In March 2017, Adam Craig, M.D., Ph.D., was appointed President and CEO and a Director of the Company, succeeding Richard Love, who continues to serve on the Company’s Board. Additional management changes in 2017 included the promotion of David H. Kirske to Chief Financial Officer and Bruce J. Seeley to Chief Operating Officer.
"CTI BioPharma is now focused on the enrollment of patients in the PAC203 study of our lead compound, pacritinib, for the treatment of myelofibrosis. We are well-financed after recently completing an over-subscribed public offering of our common stock, and we believe we have sufficient cash to carry us through key clinical and regulatory milestones over the next 24 months," said Adam R. Craig, M.D., Ph.D., President and Chief Executive Officer of CTI BioPharma. "We look forward to several key clinical and regulatory milestones in 2018, including an interim data analysis for the PAC203 study of pacritinib and top-line results in the PIX306 Phase 3 trial of PIXUVRI in the second quarter."

Fourth Quarter Financial Results

Total revenues for the fourth quarter and twelve months ended December 31, 2017, were $0.46 million and $25.1 million, respectively, compared to $9.1 million and $57.4 million for the respective periods in 2016. The decrease in total revenues for the twelve months of 2017 is primarily due to recognition of $32 million in milestone revenue related to pacritinib in the first quarter of 2016. Net product sales of PIXUVRI for the fourth quarter and twelve months ended December 31, 2017, were zero and $0.9 million, respectively, compared to $1.0 million and $4.1 million for the respective periods in 2016. The decrease in net product sales for the periods in 2017 compared to 2016, is primarily related to the April 2017 expansion of the PIXUVRI agreement with Servier under which they have rights in all markets except the United States.

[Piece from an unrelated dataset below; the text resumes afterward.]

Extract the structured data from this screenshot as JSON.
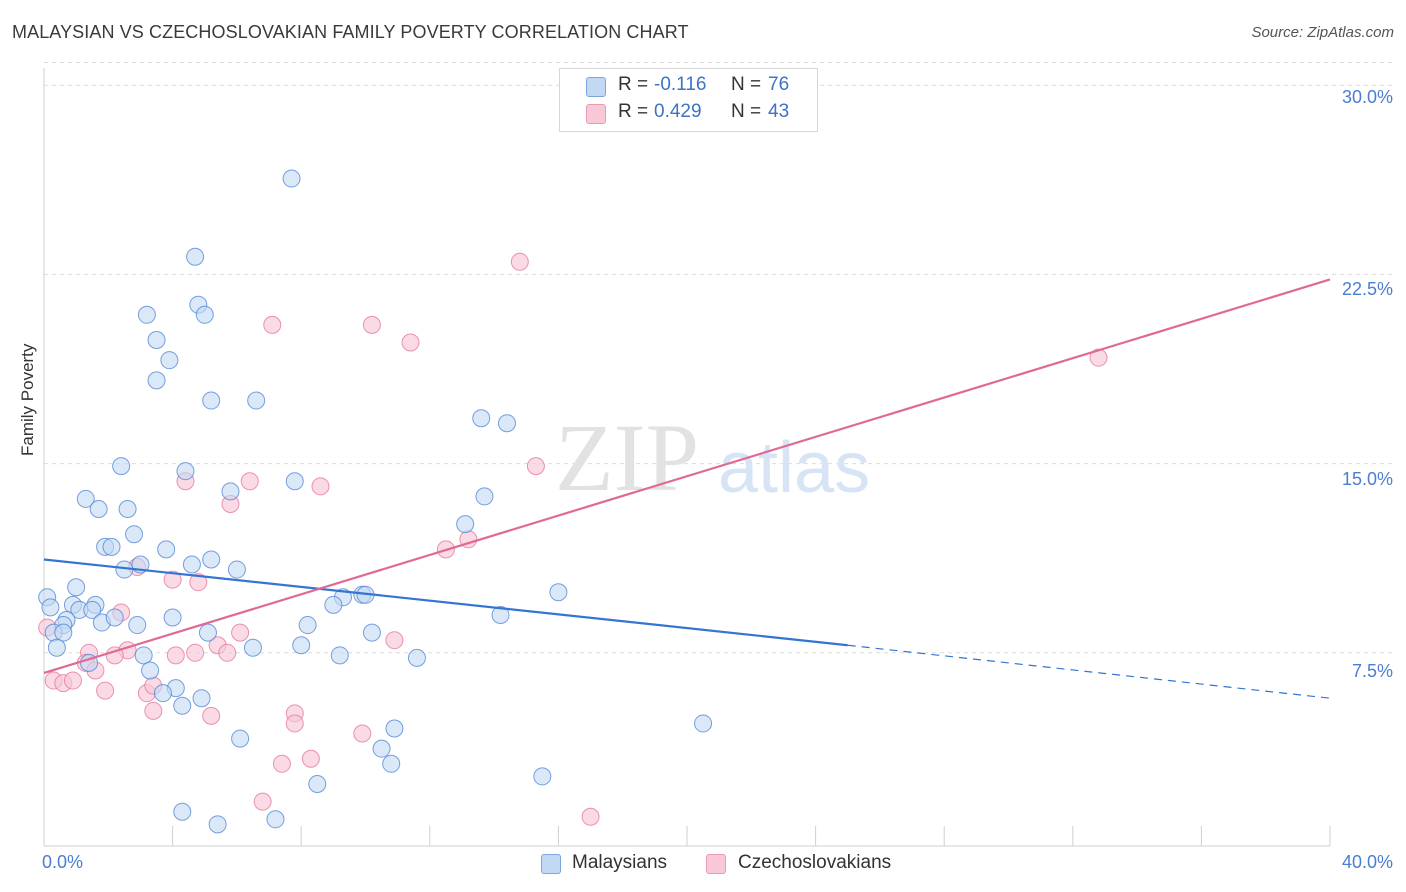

GAAP operating loss for the fourth quarter and twelve months ended December 31, 2017, was $13.7 million and $39.5 million, respectively, compared to GAAP operating loss of $5.6 million and $49.2 million for the respective periods in 2016. Non-GAAP operating loss, which excludes non-cash share-based compensation expense, for the fourth quarter and twelve months ended December 31, 2017 was $12.3 million and $33.8 million, respectively, compared to non-GAAP operating loss of $3.5million and $35.8 million for the respective periods in 2016. Non-cash share-based compensation expense for the fourth quarter and twelve months ended December 31, 2017, was $1.4 million and $5.7 million, respectively, compared to $2.1 million and $13.3 million for the respective periods in 2016. The decrease in operating loss for the fourth quarter and twelve months of 2017 was due to a significant decrease in research and development and selling, general and administrative expenses primarily related to a decrease in pacritinib development costs as a result of the completion of the Phase 3 clinical studies in 2017 and a decrease in expenses for the manufacture of pacritinib and personnel costs. For information on CTI BioPharma’s use of non-GAAP operating loss and a reconciliation of such measure to GAAP operating loss, see the section below entitled "Non-GAAP Financial Measures."

Net loss for the fourth quarter of 2017 was $14.3 million, or ($0.33) per share, compared to a net loss of $6.4 million, or ($0.23) per share, for the same period in 2016. Net loss for the twelve months ended December 31, 2017, was $45.0 million, or ($1.24) per share, compared to a net loss of $52.0 million, or ($1.86) per share, for the same period in 2016.

As of December 31, 2017, cash, cash equivalents and restricted cash totaled $43.2 million, compared to $44.0 million at December 31, 2016.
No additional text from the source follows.